Use this file to discover all available pages before exploring further.

Redis probabilistic data structures provide memory-efficient solutions for approximate data analysis. These structures trade perfect accuracy for massive space savings, making them ideal for high-scale applications where exact precision isn’t critical.

Overview

Redis provides these probabilistic data structures:
  • Bloom Filter: Test set membership (“is X in the set?”)
  • Cuckoo Filter: Like Bloom but supports deletion
  • t-digest: Estimate percentiles and quantiles
  • Top-K: Track most frequent items
  • Count-Min Sketch: Estimate item frequencies
Probabilistic data structures require building Redis with modules enabled:
make BUILD_WITH_MODULES=yes
These features are marked with asterisks (*) in the README and are only available when compiled with module support.

Bloom Filters

Bloom filters test whether an element is a member of a set with a tunable false positive rate.

Guarantees

No false negatives: If Bloom filter says “not in set”, it’s definitely not in set
Possible false positives: If it says “in set”, it might not actually be (configurable probability)

Use Cases

  • Username/email uniqueness check: Quickly reject taken usernames before checking database
  • Duplicate detection: Check if content was already processed
  • Ad placement: Prevent showing the same ad repeatedly
  • Cache filtering: Avoid cache lookups for items that definitely don’t exist

Creating a Bloom Filter

# Create with expected items and false positive rate
BF.RESERVE usernames 1000000 0.01
Parameters:
  • 1000000: Expected number of items
  • 0.01: False positive rate (1%)

Adding Items

# Add single item
BF.ADD usernames "alice"
# Returns: 1 (new item) or 0 (may already exist)

# Add multiple items
BF.MADD usernames "bob" "charlie" "diana"
# Returns: [1, 1, 1]

Checking Membership

# Check single item
BF.EXISTS usernames "alice"
# Returns: 1 (probably exists) or 0 (definitely doesn't exist)

# Check multiple items
BF.MEXISTS usernames "alice" "eve" "frank"
# Returns: [1, 0, 0]

Example: Username Availability

import redis

r = redis.Redis(decode_responses=True)

# Create Bloom filter for taken usernames
r.bf().reserve("usernames", 1000000, 0.01)

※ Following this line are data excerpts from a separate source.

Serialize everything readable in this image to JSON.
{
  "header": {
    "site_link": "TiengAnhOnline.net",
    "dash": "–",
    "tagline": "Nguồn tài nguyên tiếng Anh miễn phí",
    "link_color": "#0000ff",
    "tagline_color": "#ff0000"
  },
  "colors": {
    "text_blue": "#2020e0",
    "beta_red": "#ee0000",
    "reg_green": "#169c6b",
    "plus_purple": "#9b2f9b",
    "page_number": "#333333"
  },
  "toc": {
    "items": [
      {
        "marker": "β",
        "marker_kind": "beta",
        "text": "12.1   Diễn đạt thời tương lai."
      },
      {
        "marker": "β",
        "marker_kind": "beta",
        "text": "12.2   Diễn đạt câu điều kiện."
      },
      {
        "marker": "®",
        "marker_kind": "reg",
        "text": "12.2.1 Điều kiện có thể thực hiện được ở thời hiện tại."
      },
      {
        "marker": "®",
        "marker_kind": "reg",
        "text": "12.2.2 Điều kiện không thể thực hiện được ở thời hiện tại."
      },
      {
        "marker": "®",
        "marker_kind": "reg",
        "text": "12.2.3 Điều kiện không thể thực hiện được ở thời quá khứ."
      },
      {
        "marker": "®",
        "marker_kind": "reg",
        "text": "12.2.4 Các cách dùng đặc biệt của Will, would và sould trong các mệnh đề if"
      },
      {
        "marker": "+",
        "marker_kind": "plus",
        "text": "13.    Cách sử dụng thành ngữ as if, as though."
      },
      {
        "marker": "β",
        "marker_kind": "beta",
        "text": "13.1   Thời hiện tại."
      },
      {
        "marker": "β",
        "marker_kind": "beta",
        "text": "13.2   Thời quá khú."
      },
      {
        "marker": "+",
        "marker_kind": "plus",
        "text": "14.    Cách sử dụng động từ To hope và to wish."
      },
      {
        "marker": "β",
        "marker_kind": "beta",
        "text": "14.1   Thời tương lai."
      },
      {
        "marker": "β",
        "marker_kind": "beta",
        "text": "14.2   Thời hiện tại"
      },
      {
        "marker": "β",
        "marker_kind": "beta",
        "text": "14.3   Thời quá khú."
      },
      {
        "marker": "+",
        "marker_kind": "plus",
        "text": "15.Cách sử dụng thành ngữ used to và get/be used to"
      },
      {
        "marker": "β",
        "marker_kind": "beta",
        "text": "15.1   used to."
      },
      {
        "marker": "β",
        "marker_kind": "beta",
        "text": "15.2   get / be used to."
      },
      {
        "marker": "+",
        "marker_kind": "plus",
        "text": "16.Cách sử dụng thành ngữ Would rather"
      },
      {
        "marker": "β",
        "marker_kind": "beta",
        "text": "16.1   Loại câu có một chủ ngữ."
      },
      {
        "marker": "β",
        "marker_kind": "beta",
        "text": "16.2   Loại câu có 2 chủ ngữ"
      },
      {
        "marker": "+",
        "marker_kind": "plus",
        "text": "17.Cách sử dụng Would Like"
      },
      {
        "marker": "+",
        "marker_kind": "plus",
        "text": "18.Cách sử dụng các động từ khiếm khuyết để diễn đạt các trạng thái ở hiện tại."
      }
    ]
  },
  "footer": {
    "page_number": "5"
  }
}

def is_username_available(username: str) -> bool:
    """
    Check if username is available.
    Fast pre-check before hitting database.
    """
    # Check Bloom filter first
    if r.bf().exists("usernames", username):
        # Might be taken (could be false positive)
        # Check database for confirmation
        return not check_database(username)  # Your DB check
    else:
        # Definitely available (no false negatives)
        return True

def register_username(username: str):
    """Register new username."""
    if is_username_available(username):
        # Add to database
        save_to_database(username)  # Your DB save
        # Add to Bloom filter
        r.bf().add("usernames", username)
        return True
    return False

Bloom Filter Info

BF.INFO usernames
Returns:
  • Capacity
  • Size (memory used)
  • Number of filters
  • Number of items
  • Expansion rate

Cuckoo Filters

Cuckoo filters are similar to Bloom filters but support deletion and may have better space efficiency.

Bloom vs Cuckoo

FeatureBloom FilterCuckoo Filter
False positivesYesYes
False negativesNoNo
DeletionNoYes (limited)
Space efficiencyVery goodGood
Use caseAppend-only setsSets with deletions

Creating a Cuckoo Filter

# Create with capacity
CF.RESERVE coupons 10000

# With custom bucket size and expansion
CF.RESERVE coupons 10000 BUCKETSIZE 2 EXPANSION 1

Adding Items

# Add item
CF.ADD coupons "SUMMER2024"
# Returns: 1 (added) or 0 (may already exist)

# Add if not exists
CF.ADDNX coupons "WINTER2024"
# Returns: 1 (added) or 0 (already exists)

Checking and Deleting

# Check existence
CF.EXISTS coupons "SUMMER2024"
# Returns: 1 (probably exists) or 0 (definitely doesn't)

# Delete item
CF.DEL coupons "SUMMER2024"
# Returns: 1 (deleted) or 0 (not found)
Cuckoo filter deletion is probabilistic. Deleting an item that was never added may cause a false negative for another item.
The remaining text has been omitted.